SPD-Bundestagsabgeordnete Dagmar Schmidt, die selbst einen Sohn mit Down-Syndrom hat, hat sich für ein "Recht auf Nichtwissen" ausgesprochen. "Es darf kein Druck auf werdende Eltern aufgebaut werden, sich einem Test zu unterziehen", sagte sie dem "Tagesspiegel".
"Mit den neuen Methoden der Pränataldiagnostik geraten Eltern von Kindern mit Behinderung immer stärker unter Rechtfertigungsdruck", erklärte die Bundesvereinigung Lebenshilfe und mehrere Downsyndrom-Verbände am Freitag. Bei Menschen mit Behinderung verstärke sich zudem die Angst, in dieser Gesellschaft nicht gewollt zu sein.
Was ist eigentlich Trisomie 21?
Bei einem Down-Syndrom haben Menschen in jeder Zelle ein Chromosom mehr als andere Menschen. Das Chromosom 21 ist dreifach vorhanden, daher auch die Bezeichnung Trisomie 21. Folgen sind körperliche Auffälligkeiten und eine verlangsamte motorische, geistige und sprachliche Entwicklung. Die Ausprägungen sind aber sehr unterschiedlich.

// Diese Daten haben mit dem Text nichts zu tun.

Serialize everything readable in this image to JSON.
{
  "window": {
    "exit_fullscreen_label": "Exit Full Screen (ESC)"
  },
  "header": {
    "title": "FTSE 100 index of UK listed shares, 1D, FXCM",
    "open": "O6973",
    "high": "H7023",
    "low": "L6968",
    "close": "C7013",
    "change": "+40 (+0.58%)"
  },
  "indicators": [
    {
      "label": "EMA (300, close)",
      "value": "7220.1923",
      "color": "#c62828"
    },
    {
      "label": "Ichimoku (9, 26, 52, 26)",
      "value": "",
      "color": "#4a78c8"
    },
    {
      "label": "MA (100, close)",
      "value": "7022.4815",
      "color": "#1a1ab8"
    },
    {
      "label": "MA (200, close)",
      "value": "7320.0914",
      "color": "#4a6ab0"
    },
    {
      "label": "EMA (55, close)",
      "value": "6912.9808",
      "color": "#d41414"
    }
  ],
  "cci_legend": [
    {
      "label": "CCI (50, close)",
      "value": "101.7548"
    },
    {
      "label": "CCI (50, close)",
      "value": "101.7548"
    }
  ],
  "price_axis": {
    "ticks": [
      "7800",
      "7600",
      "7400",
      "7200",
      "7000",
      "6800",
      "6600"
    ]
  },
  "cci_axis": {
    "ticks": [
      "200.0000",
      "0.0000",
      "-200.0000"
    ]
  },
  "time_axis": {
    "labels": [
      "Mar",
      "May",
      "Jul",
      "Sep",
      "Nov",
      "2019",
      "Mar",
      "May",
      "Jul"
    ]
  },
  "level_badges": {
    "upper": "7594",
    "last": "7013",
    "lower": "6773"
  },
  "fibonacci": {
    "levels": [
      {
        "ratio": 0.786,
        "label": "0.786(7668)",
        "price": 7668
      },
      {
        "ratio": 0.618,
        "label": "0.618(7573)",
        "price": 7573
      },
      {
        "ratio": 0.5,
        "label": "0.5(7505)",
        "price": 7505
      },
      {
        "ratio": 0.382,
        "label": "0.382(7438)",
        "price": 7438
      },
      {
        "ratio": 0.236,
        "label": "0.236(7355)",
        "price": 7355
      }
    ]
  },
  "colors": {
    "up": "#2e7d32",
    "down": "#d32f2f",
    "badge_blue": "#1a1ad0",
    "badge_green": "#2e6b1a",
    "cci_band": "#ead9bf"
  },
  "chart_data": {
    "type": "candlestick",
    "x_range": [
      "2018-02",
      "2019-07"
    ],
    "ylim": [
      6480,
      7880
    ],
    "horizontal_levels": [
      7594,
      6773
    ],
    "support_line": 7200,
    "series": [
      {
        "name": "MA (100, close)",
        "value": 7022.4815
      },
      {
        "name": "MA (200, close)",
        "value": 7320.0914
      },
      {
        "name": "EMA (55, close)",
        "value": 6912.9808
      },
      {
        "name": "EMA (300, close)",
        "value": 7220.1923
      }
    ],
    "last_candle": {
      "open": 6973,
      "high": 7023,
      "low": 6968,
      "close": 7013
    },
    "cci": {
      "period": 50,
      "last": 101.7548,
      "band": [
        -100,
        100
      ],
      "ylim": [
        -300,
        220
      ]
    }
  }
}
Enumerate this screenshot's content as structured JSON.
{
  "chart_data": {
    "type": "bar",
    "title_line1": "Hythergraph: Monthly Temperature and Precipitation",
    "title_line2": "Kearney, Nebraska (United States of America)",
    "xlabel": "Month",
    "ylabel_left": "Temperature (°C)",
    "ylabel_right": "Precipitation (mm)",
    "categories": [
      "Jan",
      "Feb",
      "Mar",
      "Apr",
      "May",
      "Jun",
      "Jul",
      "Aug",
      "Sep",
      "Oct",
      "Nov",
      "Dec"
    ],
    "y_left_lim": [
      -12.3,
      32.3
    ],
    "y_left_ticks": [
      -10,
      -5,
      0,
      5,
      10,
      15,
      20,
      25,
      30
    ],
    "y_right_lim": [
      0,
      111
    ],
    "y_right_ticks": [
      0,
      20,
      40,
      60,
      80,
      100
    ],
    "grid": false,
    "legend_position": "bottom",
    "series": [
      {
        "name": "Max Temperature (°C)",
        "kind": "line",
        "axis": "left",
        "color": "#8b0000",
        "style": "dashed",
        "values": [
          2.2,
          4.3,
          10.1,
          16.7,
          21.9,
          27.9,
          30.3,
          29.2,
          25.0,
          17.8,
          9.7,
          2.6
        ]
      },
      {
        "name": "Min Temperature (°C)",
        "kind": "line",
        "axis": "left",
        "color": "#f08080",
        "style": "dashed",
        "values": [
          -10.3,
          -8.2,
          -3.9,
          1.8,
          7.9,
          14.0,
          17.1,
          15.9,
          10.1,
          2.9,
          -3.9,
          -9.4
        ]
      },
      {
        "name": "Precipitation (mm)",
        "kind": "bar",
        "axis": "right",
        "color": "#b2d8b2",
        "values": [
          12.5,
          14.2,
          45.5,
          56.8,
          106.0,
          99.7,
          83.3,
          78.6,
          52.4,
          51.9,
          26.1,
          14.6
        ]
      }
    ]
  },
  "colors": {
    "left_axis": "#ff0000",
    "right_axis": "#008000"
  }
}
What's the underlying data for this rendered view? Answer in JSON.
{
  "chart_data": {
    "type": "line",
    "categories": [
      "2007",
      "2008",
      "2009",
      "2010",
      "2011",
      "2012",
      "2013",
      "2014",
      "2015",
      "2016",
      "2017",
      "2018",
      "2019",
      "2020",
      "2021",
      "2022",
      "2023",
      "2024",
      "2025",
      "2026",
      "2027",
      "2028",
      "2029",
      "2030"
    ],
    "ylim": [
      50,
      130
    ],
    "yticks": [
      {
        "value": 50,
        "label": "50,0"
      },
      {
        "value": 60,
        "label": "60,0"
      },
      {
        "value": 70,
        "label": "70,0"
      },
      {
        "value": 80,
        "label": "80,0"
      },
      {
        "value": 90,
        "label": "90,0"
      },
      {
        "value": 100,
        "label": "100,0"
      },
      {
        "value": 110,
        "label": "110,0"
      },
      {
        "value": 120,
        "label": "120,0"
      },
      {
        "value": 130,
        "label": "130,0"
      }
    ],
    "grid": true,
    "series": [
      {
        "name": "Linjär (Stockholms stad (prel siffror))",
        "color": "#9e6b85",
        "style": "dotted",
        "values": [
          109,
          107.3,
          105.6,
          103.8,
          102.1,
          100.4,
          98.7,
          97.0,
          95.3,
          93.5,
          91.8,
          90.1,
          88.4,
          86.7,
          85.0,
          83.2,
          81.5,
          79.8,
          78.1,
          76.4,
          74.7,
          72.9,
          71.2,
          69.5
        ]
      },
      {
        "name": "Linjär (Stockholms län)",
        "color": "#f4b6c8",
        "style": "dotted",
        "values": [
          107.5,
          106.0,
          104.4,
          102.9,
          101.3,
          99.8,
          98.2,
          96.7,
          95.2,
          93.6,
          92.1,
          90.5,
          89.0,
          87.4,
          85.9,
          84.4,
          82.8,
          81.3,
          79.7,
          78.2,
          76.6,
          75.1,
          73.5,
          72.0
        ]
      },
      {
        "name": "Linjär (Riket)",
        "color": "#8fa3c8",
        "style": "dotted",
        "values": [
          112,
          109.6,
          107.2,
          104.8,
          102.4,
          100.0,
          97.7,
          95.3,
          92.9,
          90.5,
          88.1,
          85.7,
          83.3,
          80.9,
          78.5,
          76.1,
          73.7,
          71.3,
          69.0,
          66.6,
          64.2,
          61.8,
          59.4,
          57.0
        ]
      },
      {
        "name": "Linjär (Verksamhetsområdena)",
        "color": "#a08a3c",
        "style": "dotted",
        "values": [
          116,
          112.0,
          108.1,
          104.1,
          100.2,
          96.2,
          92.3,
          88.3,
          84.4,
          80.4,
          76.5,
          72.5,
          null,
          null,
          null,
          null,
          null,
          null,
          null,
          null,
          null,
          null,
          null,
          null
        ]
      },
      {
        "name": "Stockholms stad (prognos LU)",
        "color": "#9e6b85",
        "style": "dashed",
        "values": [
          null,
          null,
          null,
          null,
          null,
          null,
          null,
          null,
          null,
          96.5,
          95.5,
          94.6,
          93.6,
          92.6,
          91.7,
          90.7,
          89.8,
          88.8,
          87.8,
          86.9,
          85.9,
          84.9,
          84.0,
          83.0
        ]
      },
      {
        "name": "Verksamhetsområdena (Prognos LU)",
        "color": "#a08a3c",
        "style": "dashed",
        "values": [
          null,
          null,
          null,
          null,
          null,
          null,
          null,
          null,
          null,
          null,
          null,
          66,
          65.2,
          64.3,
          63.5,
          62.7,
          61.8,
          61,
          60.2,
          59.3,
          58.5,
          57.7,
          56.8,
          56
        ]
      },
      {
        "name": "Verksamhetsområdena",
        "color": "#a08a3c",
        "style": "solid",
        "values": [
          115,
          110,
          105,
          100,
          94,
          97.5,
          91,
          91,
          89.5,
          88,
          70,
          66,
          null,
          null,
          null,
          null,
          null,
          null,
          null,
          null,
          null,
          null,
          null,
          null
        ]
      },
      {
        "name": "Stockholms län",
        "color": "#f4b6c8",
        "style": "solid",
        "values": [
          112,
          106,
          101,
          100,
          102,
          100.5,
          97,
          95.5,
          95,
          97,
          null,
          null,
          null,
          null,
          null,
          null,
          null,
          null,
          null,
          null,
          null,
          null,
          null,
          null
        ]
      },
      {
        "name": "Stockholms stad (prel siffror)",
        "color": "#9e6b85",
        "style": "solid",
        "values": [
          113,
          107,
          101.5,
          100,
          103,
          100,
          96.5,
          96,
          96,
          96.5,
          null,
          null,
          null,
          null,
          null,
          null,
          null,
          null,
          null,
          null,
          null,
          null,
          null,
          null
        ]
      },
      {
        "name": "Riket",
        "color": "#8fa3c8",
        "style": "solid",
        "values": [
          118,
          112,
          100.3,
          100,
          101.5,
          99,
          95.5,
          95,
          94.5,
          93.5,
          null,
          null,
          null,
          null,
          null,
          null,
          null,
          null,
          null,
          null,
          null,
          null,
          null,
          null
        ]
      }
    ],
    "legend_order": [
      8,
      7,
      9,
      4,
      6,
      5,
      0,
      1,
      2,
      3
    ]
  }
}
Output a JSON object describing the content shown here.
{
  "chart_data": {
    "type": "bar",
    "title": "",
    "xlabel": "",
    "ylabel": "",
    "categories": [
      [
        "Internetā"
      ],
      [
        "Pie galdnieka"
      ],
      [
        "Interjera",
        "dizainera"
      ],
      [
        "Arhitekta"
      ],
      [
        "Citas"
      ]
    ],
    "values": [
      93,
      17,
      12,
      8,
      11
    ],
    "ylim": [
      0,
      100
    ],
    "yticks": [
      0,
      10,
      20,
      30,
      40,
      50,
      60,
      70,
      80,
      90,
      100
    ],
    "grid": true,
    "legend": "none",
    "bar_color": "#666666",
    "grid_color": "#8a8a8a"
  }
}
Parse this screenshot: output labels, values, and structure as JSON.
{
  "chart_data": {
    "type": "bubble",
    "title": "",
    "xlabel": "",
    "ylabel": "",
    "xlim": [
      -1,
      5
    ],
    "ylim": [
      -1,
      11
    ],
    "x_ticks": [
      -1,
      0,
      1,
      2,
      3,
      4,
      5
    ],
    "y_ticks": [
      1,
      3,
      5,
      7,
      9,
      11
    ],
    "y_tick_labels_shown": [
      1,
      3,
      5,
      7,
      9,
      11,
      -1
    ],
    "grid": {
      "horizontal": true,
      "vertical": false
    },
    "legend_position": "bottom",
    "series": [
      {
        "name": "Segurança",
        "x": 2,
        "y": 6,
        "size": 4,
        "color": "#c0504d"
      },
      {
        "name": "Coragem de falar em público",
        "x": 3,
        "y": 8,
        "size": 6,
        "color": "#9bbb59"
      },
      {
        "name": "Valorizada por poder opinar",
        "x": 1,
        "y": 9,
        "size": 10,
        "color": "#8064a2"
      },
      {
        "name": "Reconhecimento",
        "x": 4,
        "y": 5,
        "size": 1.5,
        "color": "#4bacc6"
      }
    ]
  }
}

Harsche Kritik musste die FDP einstecken. Auf ihrem Twitter-Account postete die Fraktion ein Foto von einer Frau mit Kind, das offenbar das sogenannte Down-Syndrom hat. In das Foto hinein schrieb die FDP die Forderung: "Trisomie-21-Test muss Kassenleistung werden" und verlinkte mehrere FDP-Abgeordnete.
Auf den Post folgte ein Shitstorm. Auch Bundeslandwirtschaftsministerin Julia Klöckner twitterte dazu: "Ich kann gar nicht glauben, dass dieser FDP-Post echt sein soll! Mit diesem Kind im Bild zu verdeutlichen, bei einem Trisomie-21-Test wäre es vielleicht nicht auf der Welt, wenn der Test Kassenleistung wäre ..."
Der Tweet wurde wieder gelöscht, die FDP-Fraktion entschuldigte sich für die Darstellung. Sie schrieb am Montagabend auf Twitter: "Unser Posting zu #Trisomie21 war missverständlich – das tut uns sehr leid. Wir wollen, dass nicht Geldbeutel entscheidet, ob Schwangere Klarheit bekommen. Für uns ist Perspektive eines Kind mit Trisomie 21 nichts Negatives. Da Fehleindruck entstand, haben wir sofort gelöscht."
Anlässlich der Bundestagsdebatte über die Bluttests zur Diagnose von Trisomien sind für Mittwoch Demonstrationen unter dem Motto #INKLUSIONstattSelektion in Berlin geplant.